John Bramwell, The Light Fantastic (autoproduit)

Il a souvent été question de lumière dans les chansons de John Bramwell. L’éclat solaire impromptu saisi au détour d’un nuage, le scintillement discret d’une étoile dans un ciel nocturne, la lueur du matin qui colore la grisaille sans pour autant la dissiper totalement. La métaphore pourrait sembler convenue mais elle condense, en l’occurrence, quelque chose de bien plus substantiel dans cette écriture qui, depuis les premiers titres de I Am Kloot découverts il y a près d’un quart de siècle, s’attache à restituer le plus honnêtement possible les contrastes entre les trivialités éphémères et moroses du quotidien et la beauté que leur insuffle les formes poétique et musicale.

 John Bramwell / Photo : Anthony Harrison
John Bramwell / Photo : Anthony Harrison

Bramwell a plusieurs fois raconté, avec une fierté manifeste, comment il avait découvert l’une de ses punchlines les plus fameuses – « You’re like the clouds in my hometown/You just grow fat and hang around  » dans Avenue Of Hope (2005) – sur le mur des toilettes d’un club de Manchester. Des pissotières vers l’éternité : le chemin est long et souvent escarpé. Particulièrement depuis que les aventures du trio en ont fini de s’effilocher, au milieu des années 1990, dans une indifférence regrettable. Désormais condamné à poursuivre, tant bien que mal, une non-carrière en nom propre, Bramwell semble en avoir payé le prix fort : ce second album solo a été conçu peu de temps après la mort de ses parents, alors qu’il résidait sur une péniche et que les confinements successifs le privaient de ses principales sources de revenu – les quelques concerts dénichés sans le soutien du moindre tourneur. Des circonstances qui tranchent, en tous cas, avec les tonalités relativement enjouées de ces douze morceaux, parmi les plus spontanés et ouvertement optimistes de leur auteur.

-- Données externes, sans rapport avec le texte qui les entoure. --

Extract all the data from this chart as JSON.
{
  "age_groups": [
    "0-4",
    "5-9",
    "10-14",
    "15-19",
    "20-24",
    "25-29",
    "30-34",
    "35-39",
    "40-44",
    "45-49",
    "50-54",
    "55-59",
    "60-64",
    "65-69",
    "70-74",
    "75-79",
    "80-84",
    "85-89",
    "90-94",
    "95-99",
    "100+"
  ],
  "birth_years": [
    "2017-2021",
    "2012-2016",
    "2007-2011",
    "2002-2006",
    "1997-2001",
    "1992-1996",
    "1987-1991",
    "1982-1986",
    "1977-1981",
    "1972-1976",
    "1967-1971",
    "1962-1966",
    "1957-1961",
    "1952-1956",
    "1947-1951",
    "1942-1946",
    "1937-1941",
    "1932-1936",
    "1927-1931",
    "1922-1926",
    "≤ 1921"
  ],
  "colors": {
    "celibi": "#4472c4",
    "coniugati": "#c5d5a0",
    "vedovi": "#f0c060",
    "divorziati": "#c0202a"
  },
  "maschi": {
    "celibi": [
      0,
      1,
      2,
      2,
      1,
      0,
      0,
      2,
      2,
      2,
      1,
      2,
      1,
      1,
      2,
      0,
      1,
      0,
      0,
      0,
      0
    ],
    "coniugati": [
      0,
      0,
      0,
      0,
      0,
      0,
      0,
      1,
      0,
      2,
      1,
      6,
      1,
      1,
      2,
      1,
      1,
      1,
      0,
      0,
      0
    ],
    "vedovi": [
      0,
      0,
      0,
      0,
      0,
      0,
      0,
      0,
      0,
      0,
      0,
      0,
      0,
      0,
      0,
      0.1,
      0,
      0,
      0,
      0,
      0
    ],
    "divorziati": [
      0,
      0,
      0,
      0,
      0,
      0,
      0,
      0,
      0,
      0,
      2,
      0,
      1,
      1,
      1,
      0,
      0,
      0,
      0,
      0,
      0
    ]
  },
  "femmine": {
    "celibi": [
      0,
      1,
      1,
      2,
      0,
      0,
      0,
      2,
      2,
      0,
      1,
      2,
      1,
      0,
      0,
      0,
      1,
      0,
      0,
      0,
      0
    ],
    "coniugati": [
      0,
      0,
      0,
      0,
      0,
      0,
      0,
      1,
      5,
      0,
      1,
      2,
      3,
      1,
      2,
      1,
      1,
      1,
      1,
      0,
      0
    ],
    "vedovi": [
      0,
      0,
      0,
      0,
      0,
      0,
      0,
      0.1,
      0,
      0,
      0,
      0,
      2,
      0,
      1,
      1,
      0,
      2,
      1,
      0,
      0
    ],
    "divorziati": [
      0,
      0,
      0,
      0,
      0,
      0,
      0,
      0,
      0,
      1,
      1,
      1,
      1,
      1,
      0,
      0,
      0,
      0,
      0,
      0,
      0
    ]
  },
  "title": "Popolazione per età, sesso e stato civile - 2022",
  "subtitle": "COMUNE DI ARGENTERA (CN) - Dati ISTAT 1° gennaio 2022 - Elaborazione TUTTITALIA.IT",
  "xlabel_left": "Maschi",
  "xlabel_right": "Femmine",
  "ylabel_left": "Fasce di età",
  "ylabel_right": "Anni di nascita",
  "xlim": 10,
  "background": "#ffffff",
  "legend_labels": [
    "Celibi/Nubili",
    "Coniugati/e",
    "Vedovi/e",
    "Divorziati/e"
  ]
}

 « I wanna go where no one knows my name anymore » entend-on sur A World Full Of Flowers. L’acceptation fataliste de l’anonymat se mue pourtant, quelques mesures plus loin, en une aspiration bien plus ambitieuse et vitale. « I want to run where the sunset breaks/Make beauty for its own sake. » Le programme est limpide et appliqué à la lettre et à la note. Entouré d’un quatuor de musiciens – The Full Harmonic Convergence – qui se plient avec une justesse et une sobriété parfaites aux exigences austères de ces mélodies, Bramwell démontre une fois encore qu’il demeure incontestablement l’un des songwriters britanniques les plus injustement sous-estimés. Trop soucieux, sans doute, de se consacrer exclusivement à ses chansons plutôt que de vivre les péripéties anecdotiques qui constituent trop souvent la substance des mythes de la rédemption. Certainement pas assez déglingué pour bénéficier d’un retour de flamme à la Michael Head. Et pourtant, il y aurait de quoi. En trente-six minutes chrono, le vétéran mancunien aligne les moments de grâce mélodique et de perfection folk en clair-obscur : les harmonies vocales et les rythmes bancals et chaloupés de It’s Like You, comme si Paul Simon s’était égaré dans le Cheshire ; le classicisme impeccable de A Sky Full Of Thunder Of Lightning et son jeu d’assonances introductives, comme un clin d’œil à l’une des scènes les plus célèbres de Chantons Sous La Pluie ; le récitatif dylanien de Nobody Left But You. Une piqure de rappel salutaire pour résister à l’oubli et une promesse plus qu’esquissée des chansons à venir.


The Light Fantastic par John Bramwell est disponible sur les plateformes, dans les bonnes échoppes, et sur son site.